Havana: A Christ with His Feet on the Ground

Havana Christ

Havana.- Unlike the Christs of Rio de Janeiro, Brazil; Lubango, Angola and Lisbon, Portugal, the Christ of Havana Bay has an earthlier attitude, with a pose of welcome and warm embrace.

The author, Jilma Madera (San Cristóbal, Pinar del Río, September 17, 1915- Havana, February 21, 2000), preferred a much more human expression with the strength of the look and the hand on the heart.

Rumor has it, common knowledge, that Jilma recreated the image of Jesus of Nazareth based on the figure of someone she was sentimentally linked.

This approach will never be known because the sculptor did not leave any written testimony, although it has been said she discussed it with friends or acquaintances.

What has been left is this confession of her: “I followed my principles and tried to achieve a statue full of vigor and human determination. To the face I imposed serenity and composure as to transmit the idea of someone who has the certainty of his ideas; I did not see him as an angel within the clouds, but with his feet firmly on the ground”.

With the city at his feet, the Christ of Havana, which was inaugurated on December 25, 1958, is one of the biggest works carried out by a woman.

The 20 meters high work—including the 3 meters of its pedestal—is admired by believers and nonbelievers, and even some people endorse him miraculous actions.

To the center of the statue, made up of 67 pieces, there is a rebar frame sharpening to the torso, from which a steel beam reaches the head. Each fraction of marble (Carrara, Italy) is attached to the central structure with steel tensors, and then covered with concrete.

It is said that the author placed newspapers of the time and gold coins at the base of the monument, whose total weight is 320 tons.

The Christ of Havana lies on a hill in the old fishing community of Casablanca and on the left side of the inlet channel of the most important bay of Cuba, and because of its height, it can be seen from several parts of the city.

The structure resisted at least three rays in 1961, 1962 and 1986. In this last year it was protected with a lightning conductor to prevent those frequent phenomena, given its location at little more than 51 meters above the sea level and its ferrous frame.

The first ray struck the side of its head.

As a precaution, Jilma brought from Italy an additional block of marble, with which she recovered the original form of her work. The restoration took five months despite working urgently to prevent the corrosion of the saltpeter on the metal.
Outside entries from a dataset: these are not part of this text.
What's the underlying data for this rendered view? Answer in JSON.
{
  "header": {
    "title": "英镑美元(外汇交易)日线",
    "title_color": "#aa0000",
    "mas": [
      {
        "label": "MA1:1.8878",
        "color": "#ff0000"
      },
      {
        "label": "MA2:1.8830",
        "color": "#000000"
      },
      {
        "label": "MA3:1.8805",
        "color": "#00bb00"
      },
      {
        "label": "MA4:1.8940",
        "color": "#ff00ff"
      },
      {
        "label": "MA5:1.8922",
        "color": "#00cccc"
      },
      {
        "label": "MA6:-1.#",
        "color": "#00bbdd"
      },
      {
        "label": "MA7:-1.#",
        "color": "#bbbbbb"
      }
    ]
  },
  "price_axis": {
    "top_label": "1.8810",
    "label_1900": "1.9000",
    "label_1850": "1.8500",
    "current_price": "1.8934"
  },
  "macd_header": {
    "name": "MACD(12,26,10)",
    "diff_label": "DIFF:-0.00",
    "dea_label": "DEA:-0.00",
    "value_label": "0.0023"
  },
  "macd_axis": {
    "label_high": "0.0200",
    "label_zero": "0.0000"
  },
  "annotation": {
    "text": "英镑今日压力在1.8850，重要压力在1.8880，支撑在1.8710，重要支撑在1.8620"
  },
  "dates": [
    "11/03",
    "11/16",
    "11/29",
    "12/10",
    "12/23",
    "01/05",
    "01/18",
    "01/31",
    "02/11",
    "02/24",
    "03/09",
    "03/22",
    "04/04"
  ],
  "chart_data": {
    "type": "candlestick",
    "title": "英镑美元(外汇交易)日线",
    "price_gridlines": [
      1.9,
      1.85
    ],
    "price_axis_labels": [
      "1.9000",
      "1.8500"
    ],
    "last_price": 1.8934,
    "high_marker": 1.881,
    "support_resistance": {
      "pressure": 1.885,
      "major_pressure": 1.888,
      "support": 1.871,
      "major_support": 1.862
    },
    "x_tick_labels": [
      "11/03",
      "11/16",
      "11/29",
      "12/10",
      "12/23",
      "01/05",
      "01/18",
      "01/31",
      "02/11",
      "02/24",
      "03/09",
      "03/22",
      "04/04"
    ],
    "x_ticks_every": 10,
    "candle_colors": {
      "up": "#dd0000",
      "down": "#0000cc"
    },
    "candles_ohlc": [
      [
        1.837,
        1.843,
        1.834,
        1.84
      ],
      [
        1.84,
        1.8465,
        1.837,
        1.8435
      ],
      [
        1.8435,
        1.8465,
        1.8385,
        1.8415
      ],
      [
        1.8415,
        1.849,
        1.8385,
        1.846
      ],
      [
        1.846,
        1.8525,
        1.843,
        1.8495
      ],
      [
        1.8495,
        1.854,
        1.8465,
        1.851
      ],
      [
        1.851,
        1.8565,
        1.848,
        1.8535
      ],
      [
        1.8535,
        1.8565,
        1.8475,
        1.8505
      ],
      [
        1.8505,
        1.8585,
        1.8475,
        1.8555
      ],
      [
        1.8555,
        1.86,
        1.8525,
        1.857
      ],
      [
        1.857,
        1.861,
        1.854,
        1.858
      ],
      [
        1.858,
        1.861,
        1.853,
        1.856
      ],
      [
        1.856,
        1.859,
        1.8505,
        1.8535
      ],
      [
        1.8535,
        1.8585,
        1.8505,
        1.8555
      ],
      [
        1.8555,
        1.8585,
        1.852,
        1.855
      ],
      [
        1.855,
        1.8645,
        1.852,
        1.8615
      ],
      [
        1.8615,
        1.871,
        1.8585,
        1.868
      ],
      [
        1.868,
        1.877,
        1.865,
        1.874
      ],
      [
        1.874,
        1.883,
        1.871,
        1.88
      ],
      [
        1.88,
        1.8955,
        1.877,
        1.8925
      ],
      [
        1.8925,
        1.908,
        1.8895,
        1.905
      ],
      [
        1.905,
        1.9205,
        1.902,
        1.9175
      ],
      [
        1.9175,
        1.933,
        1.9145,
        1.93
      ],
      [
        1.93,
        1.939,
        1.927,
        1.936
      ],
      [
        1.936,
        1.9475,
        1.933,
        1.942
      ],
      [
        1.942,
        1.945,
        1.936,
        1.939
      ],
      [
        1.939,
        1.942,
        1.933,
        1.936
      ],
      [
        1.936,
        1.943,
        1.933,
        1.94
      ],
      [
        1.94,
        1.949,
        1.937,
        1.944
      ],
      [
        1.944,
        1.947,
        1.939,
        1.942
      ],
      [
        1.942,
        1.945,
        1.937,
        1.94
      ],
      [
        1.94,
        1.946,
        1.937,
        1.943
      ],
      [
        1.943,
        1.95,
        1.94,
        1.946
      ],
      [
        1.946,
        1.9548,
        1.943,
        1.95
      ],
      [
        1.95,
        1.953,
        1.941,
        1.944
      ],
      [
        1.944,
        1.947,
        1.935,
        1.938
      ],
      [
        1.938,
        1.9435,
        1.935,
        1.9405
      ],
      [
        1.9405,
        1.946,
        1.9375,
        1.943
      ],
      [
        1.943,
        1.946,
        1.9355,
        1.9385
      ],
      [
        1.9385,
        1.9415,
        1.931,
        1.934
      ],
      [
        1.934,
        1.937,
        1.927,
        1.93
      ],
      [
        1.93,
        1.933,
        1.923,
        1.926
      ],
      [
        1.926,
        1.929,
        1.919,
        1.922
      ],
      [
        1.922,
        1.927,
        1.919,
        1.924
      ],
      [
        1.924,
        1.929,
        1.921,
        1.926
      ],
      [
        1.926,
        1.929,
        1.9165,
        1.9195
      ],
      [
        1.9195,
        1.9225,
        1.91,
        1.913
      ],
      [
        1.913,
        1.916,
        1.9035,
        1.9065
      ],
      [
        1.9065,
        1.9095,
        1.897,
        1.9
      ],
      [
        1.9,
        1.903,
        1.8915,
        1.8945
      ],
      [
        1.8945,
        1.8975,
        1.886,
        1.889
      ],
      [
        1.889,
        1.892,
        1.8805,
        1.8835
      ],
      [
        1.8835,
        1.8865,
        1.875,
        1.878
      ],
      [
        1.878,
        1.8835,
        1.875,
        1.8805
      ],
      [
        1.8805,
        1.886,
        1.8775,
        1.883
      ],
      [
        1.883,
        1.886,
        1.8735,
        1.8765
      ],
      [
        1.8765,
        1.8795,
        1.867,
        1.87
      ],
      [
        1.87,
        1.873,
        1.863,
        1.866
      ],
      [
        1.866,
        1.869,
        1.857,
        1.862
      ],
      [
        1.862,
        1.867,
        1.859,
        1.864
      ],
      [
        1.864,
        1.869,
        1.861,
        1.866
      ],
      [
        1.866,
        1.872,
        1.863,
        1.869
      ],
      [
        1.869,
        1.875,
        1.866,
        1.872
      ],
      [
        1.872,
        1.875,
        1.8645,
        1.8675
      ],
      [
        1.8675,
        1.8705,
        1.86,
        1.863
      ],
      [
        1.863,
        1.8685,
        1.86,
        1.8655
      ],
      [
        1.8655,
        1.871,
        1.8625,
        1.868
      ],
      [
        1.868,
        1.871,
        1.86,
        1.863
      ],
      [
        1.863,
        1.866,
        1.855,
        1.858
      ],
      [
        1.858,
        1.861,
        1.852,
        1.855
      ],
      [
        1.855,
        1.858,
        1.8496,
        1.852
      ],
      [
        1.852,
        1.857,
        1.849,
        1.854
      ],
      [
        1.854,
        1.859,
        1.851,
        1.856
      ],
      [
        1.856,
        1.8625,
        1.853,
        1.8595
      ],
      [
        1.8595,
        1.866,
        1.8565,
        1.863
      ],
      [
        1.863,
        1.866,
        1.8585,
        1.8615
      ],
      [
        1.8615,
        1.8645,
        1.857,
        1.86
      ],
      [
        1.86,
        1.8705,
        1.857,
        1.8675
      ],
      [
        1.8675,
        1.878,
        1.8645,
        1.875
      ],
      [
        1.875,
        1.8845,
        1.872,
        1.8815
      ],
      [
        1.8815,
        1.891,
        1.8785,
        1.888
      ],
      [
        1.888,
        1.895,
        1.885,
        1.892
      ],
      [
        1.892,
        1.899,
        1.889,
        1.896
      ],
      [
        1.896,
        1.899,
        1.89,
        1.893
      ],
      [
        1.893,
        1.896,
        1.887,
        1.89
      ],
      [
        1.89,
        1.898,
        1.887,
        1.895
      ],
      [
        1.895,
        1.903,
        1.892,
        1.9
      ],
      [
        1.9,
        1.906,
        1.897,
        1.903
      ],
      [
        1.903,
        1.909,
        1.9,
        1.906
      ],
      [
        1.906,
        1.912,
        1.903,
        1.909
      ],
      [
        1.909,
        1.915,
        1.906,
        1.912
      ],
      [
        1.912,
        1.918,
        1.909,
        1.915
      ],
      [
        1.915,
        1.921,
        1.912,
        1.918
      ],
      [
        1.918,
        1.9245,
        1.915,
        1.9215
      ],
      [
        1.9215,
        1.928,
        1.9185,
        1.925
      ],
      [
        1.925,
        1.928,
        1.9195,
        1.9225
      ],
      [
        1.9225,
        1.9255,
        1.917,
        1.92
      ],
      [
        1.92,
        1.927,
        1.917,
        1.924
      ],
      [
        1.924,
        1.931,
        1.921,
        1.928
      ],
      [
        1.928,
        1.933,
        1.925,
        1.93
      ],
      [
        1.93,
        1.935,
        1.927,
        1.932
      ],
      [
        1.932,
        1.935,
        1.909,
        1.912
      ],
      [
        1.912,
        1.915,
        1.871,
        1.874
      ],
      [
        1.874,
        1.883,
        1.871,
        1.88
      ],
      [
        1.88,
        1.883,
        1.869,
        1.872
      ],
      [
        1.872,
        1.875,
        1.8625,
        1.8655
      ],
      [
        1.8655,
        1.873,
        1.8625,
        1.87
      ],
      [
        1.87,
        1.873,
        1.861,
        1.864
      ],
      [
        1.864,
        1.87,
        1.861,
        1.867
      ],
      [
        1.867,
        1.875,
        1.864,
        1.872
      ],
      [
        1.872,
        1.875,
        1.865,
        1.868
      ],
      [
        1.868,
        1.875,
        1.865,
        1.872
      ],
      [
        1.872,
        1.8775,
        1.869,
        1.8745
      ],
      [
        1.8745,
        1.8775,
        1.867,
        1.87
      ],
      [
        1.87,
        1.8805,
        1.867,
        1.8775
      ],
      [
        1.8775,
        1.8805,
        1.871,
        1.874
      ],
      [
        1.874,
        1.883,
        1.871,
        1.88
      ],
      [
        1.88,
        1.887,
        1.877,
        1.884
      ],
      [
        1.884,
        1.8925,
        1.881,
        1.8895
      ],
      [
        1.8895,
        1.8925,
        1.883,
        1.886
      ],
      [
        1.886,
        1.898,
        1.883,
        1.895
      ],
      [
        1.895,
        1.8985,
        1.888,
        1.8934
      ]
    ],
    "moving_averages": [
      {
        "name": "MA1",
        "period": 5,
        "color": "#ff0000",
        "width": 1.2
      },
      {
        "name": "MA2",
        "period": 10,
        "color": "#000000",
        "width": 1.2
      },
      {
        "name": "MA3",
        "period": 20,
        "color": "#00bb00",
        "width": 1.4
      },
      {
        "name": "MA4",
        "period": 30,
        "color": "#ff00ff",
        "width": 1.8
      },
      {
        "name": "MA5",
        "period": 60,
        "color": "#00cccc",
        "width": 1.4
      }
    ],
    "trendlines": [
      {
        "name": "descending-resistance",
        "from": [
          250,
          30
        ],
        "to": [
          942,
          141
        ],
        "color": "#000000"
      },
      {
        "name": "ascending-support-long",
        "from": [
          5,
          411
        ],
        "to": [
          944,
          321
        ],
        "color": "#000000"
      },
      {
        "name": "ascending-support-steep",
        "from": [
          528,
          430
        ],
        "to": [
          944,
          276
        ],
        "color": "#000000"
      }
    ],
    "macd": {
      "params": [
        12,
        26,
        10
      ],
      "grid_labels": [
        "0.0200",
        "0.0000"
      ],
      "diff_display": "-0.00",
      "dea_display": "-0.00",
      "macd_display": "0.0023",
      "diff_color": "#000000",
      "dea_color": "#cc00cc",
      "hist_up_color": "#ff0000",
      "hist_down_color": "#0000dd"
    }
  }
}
The sculptor stayed two years in Italy before leaving in boat to Cuba in mid-1958 to finish her Christ, blessed by Pope Pius XII.

“That monumental work was inaugurated by an unpopular government between the rumblings of a civil war ... It was with great pomp and military and civilian authorities, blessings of cardinals and clerical minstrelsy; and legions of uncivil devils enjoying that spectacular sarcasm. The people, skeptical, did not attend the ceremony”, wrote the Cuban intellectual Fernando Ortiz.

“A few days later, at the dawn of the new year, it was thought if that hieratic image had already performed a miracle,” said Ortiz, referring to the fact that only one week later, the troops led by the leader of the Cuban Revolution, Fidel Castro, defeated dictator Fulgencio Batista (1952-1959), responsible of the deaths of about 20,000 people.